I love Brenee Brown. I’ve watched more than a couple of times to her latest offering on Netflix, ‘ The Call to Courage’. It’s not because I didn’t get the message the first time! No! I got it so much I wanted to keep pretending she was my very own personal life coach, willing me forward! I’ve been loving her messages around vulnerability for quite a while now but this one speaks to me like she actually is speaking to me!
The thing is though, I already know this message by heart, the one that keeps telling me to step into my power, to be brave enough to make my own life no matter what anyone else thinks that life is looking like. It’s been there very consciously in recent times but sub-consciously it’s been there all my life. It’s part of my life lesson to find the courage to be the real me and live my life as a reflection of it.
I’ve actually now put a lot of steps in place to make this life of mine happen as I want it to. I’m good at organising to make things happen but from time to time, often the actual stepping into the plan myself was elusive. It sometimes feels surreal but I finally have that elusive Italian Visa in my passport that will allow me to taste the different life I’ve been coveting. Amongst the excitement and satisfaction there are many emotions that float in and out. Anxiety around how this will work out or even at times, if it will work out is underlying. There is guilt at leaving family members but I'm tempering this with the sage advice from Brenee. I am taking her words very personally when she says ‘to live in the arena…to be brave with ..life. ..to show up…take chances ….have a go at life.’ I'm listening to the message to be brave and to be proud that finding the courage to be vulnerable and to take risks is part of my plan.

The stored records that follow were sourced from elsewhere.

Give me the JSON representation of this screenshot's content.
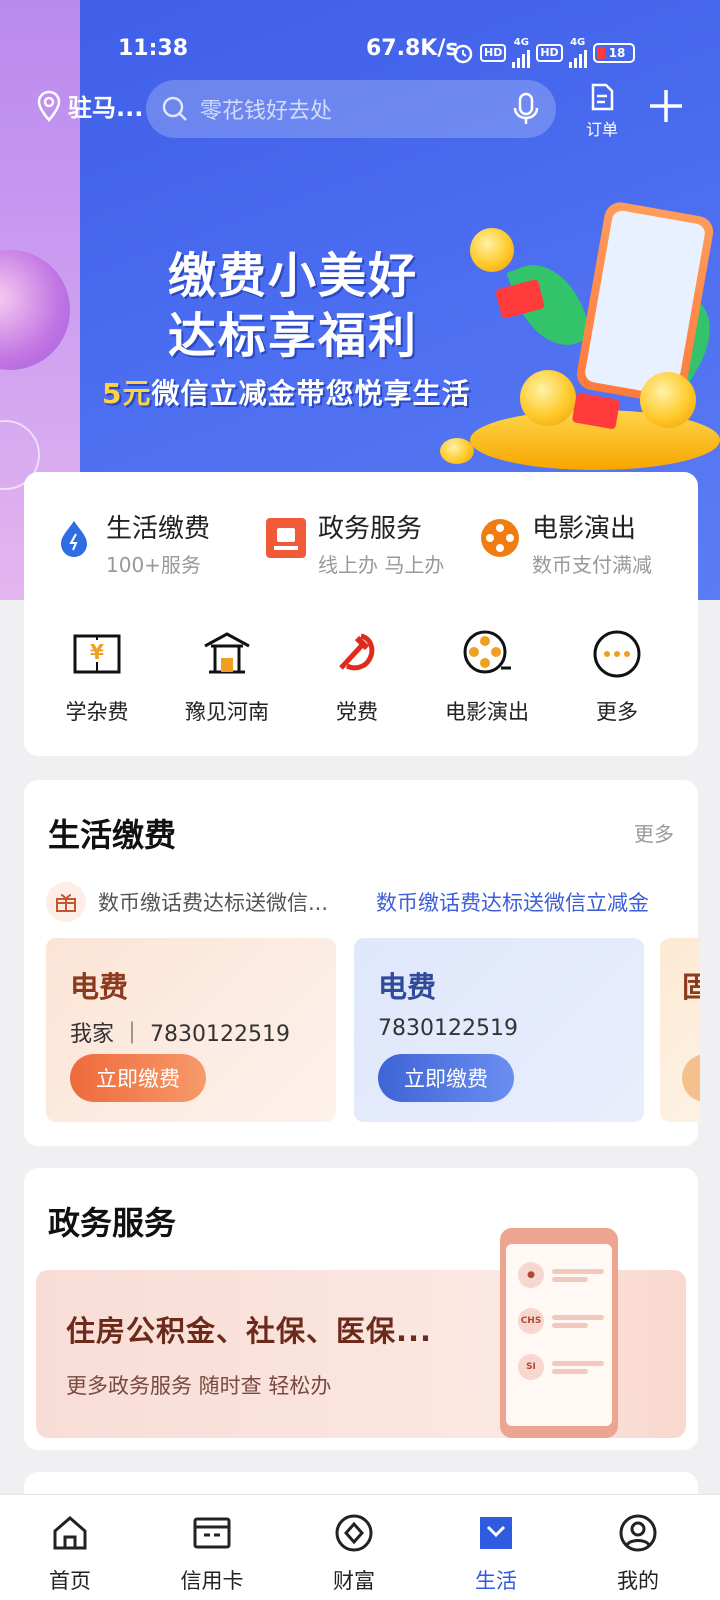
{
  "status_bar": {
    "time": "11:38",
    "speed": "67.8K/s",
    "battery": "18",
    "net1": "4G",
    "net2": "4G",
    "hd": "HD"
  },
  "top_bar": {
    "location": "驻马...",
    "search_placeholder": "零花钱好去处",
    "orders_label": "订单"
  },
  "banner": {
    "headline_line1": "缴费小美好",
    "headline_line2": "达标享福利",
    "subline_prefix": "5元",
    "subline_rest": "微信立减金带您悦享生活"
  },
  "quick_services": [
    {
      "title": "生活缴费",
      "subtitle": "100+服务",
      "icon": "water-drop-icon"
    },
    {
      "title": "政务服务",
      "subtitle": "线上办 马上办",
      "icon": "gov-badge-icon"
    },
    {
      "title": "电影演出",
      "subtitle": "数币支付满减",
      "icon": "film-reel-icon"
    }
  ],
  "grid_items": [
    {
      "label": "学杂费",
      "icon": "tuition-book-icon"
    },
    {
      "label": "豫见河南",
      "icon": "pavilion-icon"
    },
    {
      "label": "党费",
      "icon": "party-emblem-icon"
    },
    {
      "label": "电影演出",
      "icon": "film-reel-icon"
    },
    {
      "label": "更多",
      "icon": "more-dots-icon"
    }
  ],
  "life_payments": {
    "title": "生活缴费",
    "more": "更多",
    "promo_text_1": "数币缴话费达标送微信...",
    "promo_text_2": "数币缴话费达标送微信立减金",
    "bills": [
      {
        "type": "电费",
        "number": "我家 ｜ 7830122519",
        "button": "立即缴费"
      },
      {
        "type": "电费",
        "number": "7830122519",
        "button": "立即缴费"
      },
      {
        "type": "固",
        "number": "",
        "button": ""
      }
    ]
  },
  "gov_services": {
    "title": "政务服务",
    "headline": "住房公积金、社保、医保...",
    "subtitle": "更多政务服务 随时查 轻松办",
    "phone_tags": [
      "CHS",
      "SI"
    ]
  },
  "bottom_nav": [
    {
      "label": "首页",
      "icon": "home-icon",
      "active": false
    },
    {
      "label": "信用卡",
      "icon": "credit-card-icon",
      "active": false
    },
    {
      "label": "财富",
      "icon": "wealth-icon",
      "active": false
    },
    {
      "label": "生活",
      "icon": "life-icon",
      "active": true
    },
    {
      "label": "我的",
      "icon": "profile-icon",
      "active": false
    }
  ],
  "colors": {
    "primary_blue": "#2f5be0",
    "banner_blue": "#3f5fe7",
    "accent_orange": "#ee6a3c"
  }
}
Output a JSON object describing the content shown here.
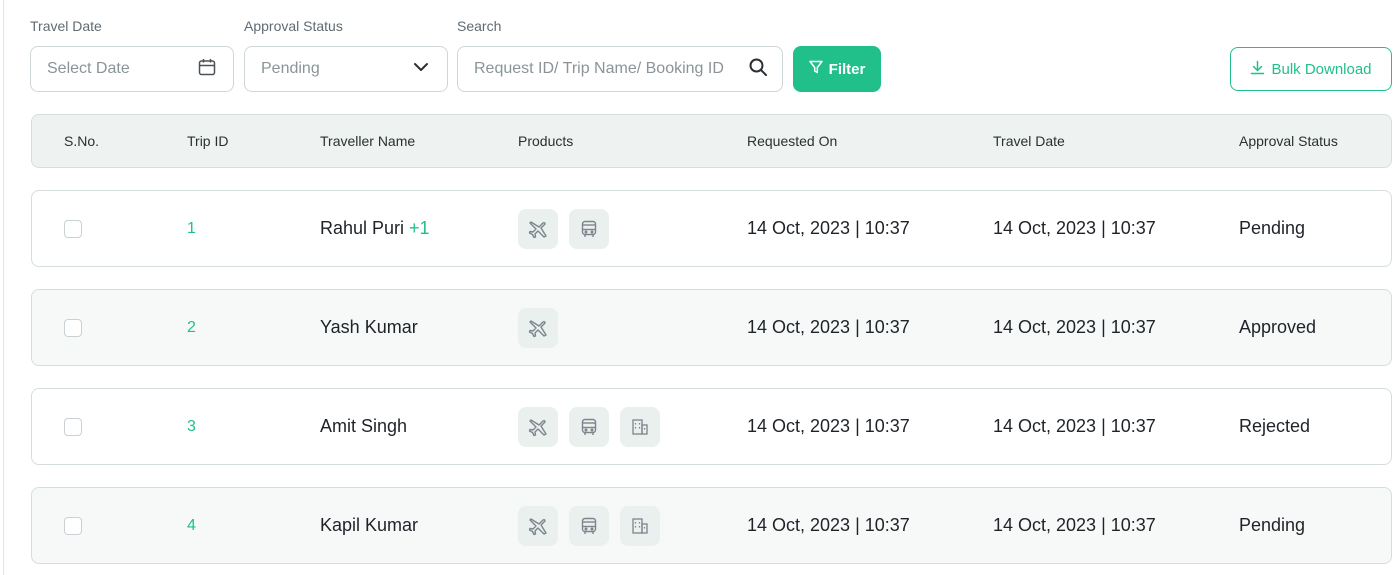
{
  "filters": {
    "travel_date": {
      "label": "Travel Date",
      "placeholder": "Select Date"
    },
    "approval_status": {
      "label": "Approval Status",
      "value": "Pending"
    },
    "search": {
      "label": "Search",
      "placeholder": "Request ID/ Trip Name/ Booking ID"
    },
    "filter_button": "Filter",
    "bulk_download_button": "Bulk Download"
  },
  "colors": {
    "accent": "#21c08b",
    "header_bg": "#eef3f1",
    "icon_bg": "#eaf0ee"
  },
  "table": {
    "headers": [
      "S.No.",
      "Trip ID",
      "Traveller Name",
      "Products",
      "Requested On",
      "Travel Date",
      "Approval Status"
    ],
    "rows": [
      {
        "trip_id": "1",
        "traveller": "Rahul Puri",
        "extra": "+1",
        "products": [
          "flight-icon",
          "bus-icon"
        ],
        "requested_on": "14 Oct, 2023 | 10:37",
        "travel_date": "14 Oct, 2023 | 10:37",
        "status": "Pending"
      },
      {
        "trip_id": "2",
        "traveller": "Yash Kumar",
        "extra": "",
        "products": [
          "flight-icon"
        ],
        "requested_on": "14 Oct, 2023 | 10:37",
        "travel_date": "14 Oct, 2023 | 10:37",
        "status": "Approved"
      },
      {
        "trip_id": "3",
        "traveller": "Amit Singh",
        "extra": "",
        "products": [
          "flight-icon",
          "bus-icon",
          "hotel-icon"
        ],
        "requested_on": "14 Oct, 2023 | 10:37",
        "travel_date": "14 Oct, 2023 | 10:37",
        "status": "Rejected"
      },
      {
        "trip_id": "4",
        "traveller": "Kapil Kumar",
        "extra": "",
        "products": [
          "flight-icon",
          "bus-icon",
          "hotel-icon"
        ],
        "requested_on": "14 Oct, 2023 | 10:37",
        "travel_date": "14 Oct, 2023 | 10:37",
        "status": "Pending"
      }
    ]
  }
}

I'm coaching myself as well to get me through the processes, decisions, paperwork and organisation that were needed and still need to happen to get me there. At times I can feel my body carrying the old tension so I'm willing myself to relax and stay calm, to let go of past habits and issues, to actively breathe instead of holding that breath in. I'm using what I’ve learned to stay in the present moment rather than to think too far ahead though. I'm telling myself to look at each part of the journey as mine to live, to thank myself for the organisational gifts I have, working through that long list to get myself there. I'm looking at those jobs as just steps and to welcome the satisfaction of a job well done! I'm letting the love flow to myself for being brave, for having a go, for daring to try something different with my life.
As part of my Italy plan and before I arrive in a few weeks, I’m spending some time in Bali, a place where deep healing has happened for many, including myself. Let the healing be deep, intuitive and full of self-love and opening to the brave me. I want to be bountiful with myself to welcome the abundance of new connections, interactions and learning both for myself, with myself and about myself.
So I’ll openly use Brenee and her words of wisdom to keep my courage up as I enter the arena and like Brenee, before I get out of bed in the morning I’m going to use her words and tell myself, ‘Today I choose courage over comfort’ for there will surely be discomfort, disappointments and moments of self-doubt but against it will be the satisfaction of knowing that I dared to give life a push. When I accept her advice, I feel in possession of my life and my emotions as though I have put some angst and fear to bed. I also feel mellow and accepting of where life will take me and what it will bring. I feel grateful and blessed for my opportunities.